We were not allowed to play in the front garden of our building. Our landlord, Mr Chapman, was a cranky Yorkshireman who lived in the flat above ours with his wife and her sister, two grey ladies who smiled at us but never spoke. He wore pince-nez and had a wired-up knee of which he was proud (the 1880s precursor to the knee replacement). When he wore long shorts you could see filaments of wire holding his kneecap in place under his pellucid skin. Chappie, as we called him, was a devout gardener. He manicured the sloping lawns and continuous displays of flowers – phlox, pansies, snapdragons, zinnias – in colour-coordinated tiers leading up to the street frontage. He did not like us to play in that garden. It was purely for display.

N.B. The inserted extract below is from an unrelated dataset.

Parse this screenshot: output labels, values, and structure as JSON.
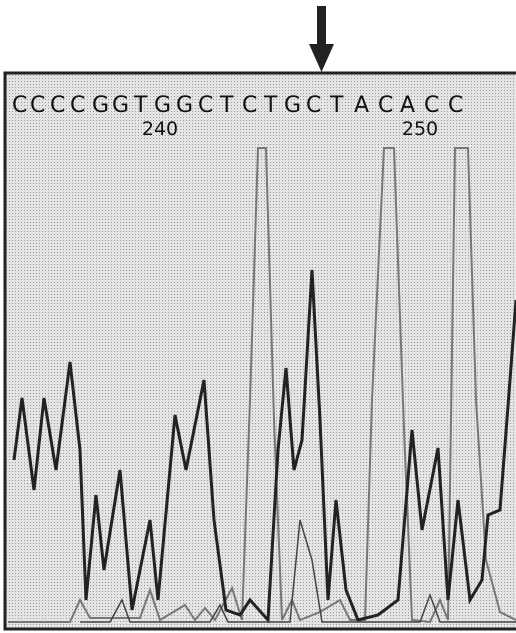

Chappie made it clear that he did not approve of children, though he always remembered my birthday on Guy Fawkes Day. He would solemnly present me with a ten-shilling note and an unlabelled bottle of port – to reward my parents for their endurance, no doubt. When they bought an old piano for us to learn music, he made a rule we must not play it after 7.00 pm. He used to watch the time carefully. If it was five past seven and one of us was still practising our scales, he would thump on the floor above with his walking stick until we stopped.